The two browser trick is a way in which to multiply an event for your benefit. There are a number of applications of it already known, some published openly, and some discussed in the forum. Broadly speaking, the idea of the two browser trick is to ‘beat the buzzer’ on having a second item vanish. And it does raise questions on ethics and legality.
I find this a safer option to discuss, here’s a two browser trick in action: Amex gives you an offer for something outstanding, like $50 off a $1000 montblanc pen when you sync your credit card. It offers you this on each of your credit cards, but as soon as you pick ‘add to card’ it vanishes from the others.
From an ethical and legal perspective, I see no mention from Amex that the offer should only be for one of your cards, indeed, it seems to me that it is offered on all of them in order to push the sale through to you (IE they increase the chances of you being a schmuck and getting it by offering it across every card you are browsing). But the sudden removal implies that they also don’t want you to have too many of these offers at any given time.
There are other occurrences of this where we see firms offering the keys to the kingdom, but their intent was to only offer 1 item to any given customer (or customers). Software inefficiency creates opportunities for back door approaches.
For me, this really brings up the concept of ‘us and them’ and ethics. For example, if you were to be a loyal Hyatt Diamond from last year (and subsequently betrayed by your loyalty program) how would you feel if you saw 100 empty rooms at the Park Hyatt, but only could book one at any given time using your points, as they throttle inventory? Is it fair to ‘take two’ when they only wanted you to take one?
Ethically, this is a challenging topic for me. If they explicitly stated at Hyatt that you could only ever book one room before you spent $10K on staying for a year to earn your Diamond status and your points, it would be one thing, but if they imply that you could redeem points and later throttle you silently, is it fair to rebalance things and ‘unthrottle’ them?
My Vegas Gig
The Vegas gig is a great ethical example. The casino loyalty guys at mLife are falling over themselves to get me back into their property (or a partner property). As I guessed during Travelcon in Vegas, they think I’m a top notch player and want to ‘treat me well’. The problem is that the unwritten rule here is that they really want to attract a person to lose as much as possible at their casinos, so as much as it appears nice and friendly, their motive is quite evil.

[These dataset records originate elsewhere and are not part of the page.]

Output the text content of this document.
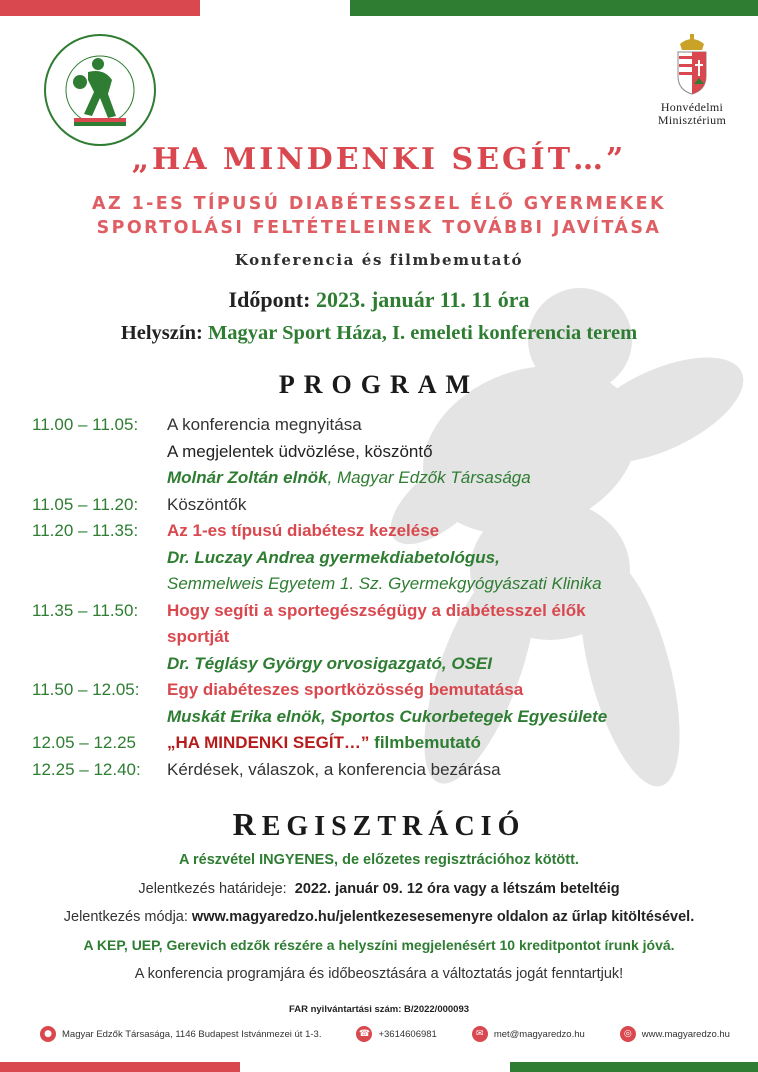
Honvédelmi
Minisztérium
„HA MINDENKI SEGÍT…”
AZ 1-ES TÍPUSÚ DIABÉTESSZEL ÉLŐ GYERMEKEK
SPORTOLÁSI FELTÉTELEINEK TOVÁBBI JAVÍTÁSA
Konferencia és filmbemutató
Időpont: 2023. január 11. 11 óra
Helyszín: Magyar Sport Háza, I. emeleti konferencia terem
PROGRAM
11.00 – 11.05:	A konferencia megnyitása
A megjelentek üdvözlése, köszöntő
Molnár Zoltán elnök, Magyar Edzők Társasága
11.05 – 11.20:	Köszöntők
11.20 – 11.35:	Az 1-es típusú diabétesz kezelése
Dr. Luczay Andrea gyermekdiabetológus,
Semmelweis Egyetem 1. Sz. Gyermekgyógyászati Klinika
11.35 – 11.50:	Hogy segíti a sportegészségügy a diabétesszel élők
sportját
Dr. Téglásy György orvosigazgató, OSEI
11.50 – 12.05:	Egy diabéteszes sportközösség bemutatása
Muskát Erika elnök, Sportos Cukorbetegek Egyesülete
12.05 – 12.25	„HA MINDENKI SEGÍT…” filmbemutató
12.25 – 12.40:	Kérdések, válaszok, a konferencia bezárása
REGISZTRÁCIÓ
A részvétel INGYENES, de előzetes regisztrációhoz kötött.
Jelentkezés határideje: 2022. január 09. 12 óra vagy a létszám beteltéig
Jelentkezés módja: www.magyaredzo.hu/jelentkezesesemenyre oldalon az űrlap kitöltésével.
A KEP, UEP, Gerevich edzők részére a helyszíni megjelenésért 10 kreditpontot írunk jóvá.
A konferencia programjára és időbeosztására a változtatás jogát fenntartjuk!
FAR nyilvántartási szám: B/2022/000093
●	Magyar Edzők Társasága, 1146 Budapest Istvánmezei út 1-3.	☎ +3614606981	✉	met@magyaredzo.hu	◎	www.magyaredzo.hu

No different from the credit card companies really. They offer you free points in the hope that you will become deeply in debt, and they can double dip from you (once from transaction ‘swipe’ revenue, once again from horrendously punitive interest rates).
What the Vegas guys don’t know about me is that I had a gig there, and the gig was to do just enough upfront to make them excited, and over offer me goodies. Since returning (with my room, food, beverage, and spa picked up by the casino) from Vegas I’ve now received 4, or perhaps 5 offers, depending on how to do the two browser trick.
- Offer 1 – Any room in mLife comped
- Offer 2 – 7 night cruise on Celebrity or Royal Caribbean (two browser opportunity)
- Offer 3 – 4 nights in ‘The Cove’ at Atlantis, $300 resort credit, $200 slot play
- Offer 4 – A room plus entry to the ‘Big Game Party’ for Superbowl in Vegas
Horizontal and Vertical ‘two browser tricks’
The horizontal two browser trick is Celebrity and Royal. They have different codes, is it possible I could book both cruises if I do so fast enough? Is it wrong, they do want me on either cruise, but do they want me on both? If I really was a big shot player, I would say certainly.
The vertical two browser trick is to lock in Offers 1-4 (or 1-5 with two cruises) in one go. The idea here is that future offers are based on previous events… EG if I was to book a room at mLife today (offer 1) and not give the casino any action, that starts degrading my expected value to the brand, and offers may decline. While they may not be able to redact offers 2-4 based on a bad experience, they may stop sending in offers 5-8 (whatever they might be).
The idea is that once the trip is booked,it is locked in. So the goal would be to book as many offers as possible as far away as possible, and hopefully continue to be on the list to receive new ones before my first trip anywhere, and they start to clue in that I’m not the type of guy they want around, because they can’t leach enough money from me.
The essence of the two browser trick
The idea of the two browser trick can be found in many places, sometimes you are racing to ‘tab and click’ before some not so smart software removes future options, and sometimes you are racing to secure as many great deals as possible before a human clues in that you aren’t doing what they thought you would. Both may have ethical concerns, and it is really hard to be ethical with companies designed with a goal to take as much money from you as possible, and leave you in debt…
What do you think, is it ok to change the rules back to the way they were presented to you, or should you allow software and people to dictate your luck?